[Math] Homotopy pullbacks and homotopy pushouts

ct.category-theoryhomotopy-theorymodel-categories

I have a good grasp of ordinary pullbacks and pushouts; in particular, there are many categorical constructions that can be seen as special cases: e.g., equalizers/coequalizers, kernerls/cokernels, binary products/coproducts, preimages,…

I know the (a?) definition of homotopy pullbacks/pushouts, but I am lacking two things: examples and intuition. So here are my questions:

  1. What are the canonical examples of homotopy pullbacks/pushouts? E.g., in the category of pointed topological spaces the loop space $\Omega X$ is a homotopy pullback of the map $\ast \to X$ along itself.
  2. How should I think about homotopy pullbacks/pushouts? What is the intuition behind the concept?

Best Answer

You can think of the pushout of two maps f : A → B, g : A → C in Set as computing the disjoint union of B and C with an identification f(a) = g(a) for each element a of A. We could imagine forming this as either the quotient by an equivalence relation, or by gluing in a segment joining f(a) to g(a) for each a, and taking π0 of the resulting space. If two elements a, a' of A satisfy f(a) = f(a') and g(a) = g(a'), the pushout is unaffected by removing a' from A. The homotopy pushout is formed by gluing in a segment joining f(a) to g(a) for each a and not forgetting the number of ways in which two elements of B ∐ C are identified; instead we take the entire space as the result. It is the "derived" version of the pushout.

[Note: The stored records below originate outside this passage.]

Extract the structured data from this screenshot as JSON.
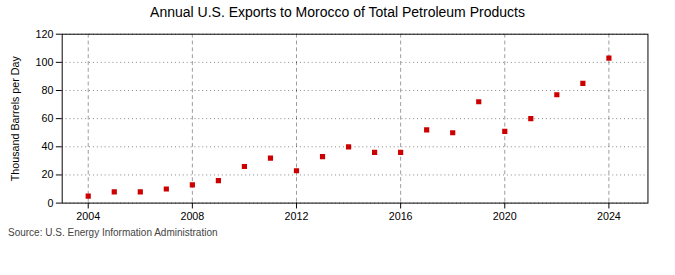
{
  "chart_data": {
    "type": "scatter",
    "title": "Annual U.S. Exports to Morocco of Total Petroleum Products",
    "ylabel": "Thousand Barrels per Day",
    "source": "Source: U.S. Energy Information Administration",
    "x": [
      2004,
      2005,
      2006,
      2007,
      2008,
      2009,
      2010,
      2011,
      2012,
      2013,
      2014,
      2015,
      2016,
      2017,
      2018,
      2019,
      2020,
      2021,
      2022,
      2023,
      2024
    ],
    "values": [
      5,
      8,
      8,
      10,
      13,
      16,
      26,
      32,
      23,
      33,
      40,
      36,
      36,
      52,
      50,
      72,
      51,
      60,
      77,
      85,
      103
    ],
    "color": "#cc0000",
    "marker": "square",
    "xlim": [
      2003.0,
      2025.5
    ],
    "ylim": [
      0,
      120
    ],
    "xticks": [
      2004,
      2008,
      2012,
      2016,
      2020,
      2024
    ],
    "yticks": [
      0,
      20,
      40,
      60,
      80,
      100,
      120
    ],
    "grid": true
  }
}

In general you can think of the homotopy pushout of A → B, A → C as the "free" thing generated by B and C with "relations" coming from A. But it's important that the "relations" are imposed exactly once, since in the homotopical/derived setting we keep track of such things (and have "relations between relations" etc.)

Another, possibly more familiar example: In a derived category, the mapping cone of a morphism f : A → B is the homotopy pushout of f and the zero map A → 0. This certainly depends on A, even when B is the zero object: it is the suspension of A.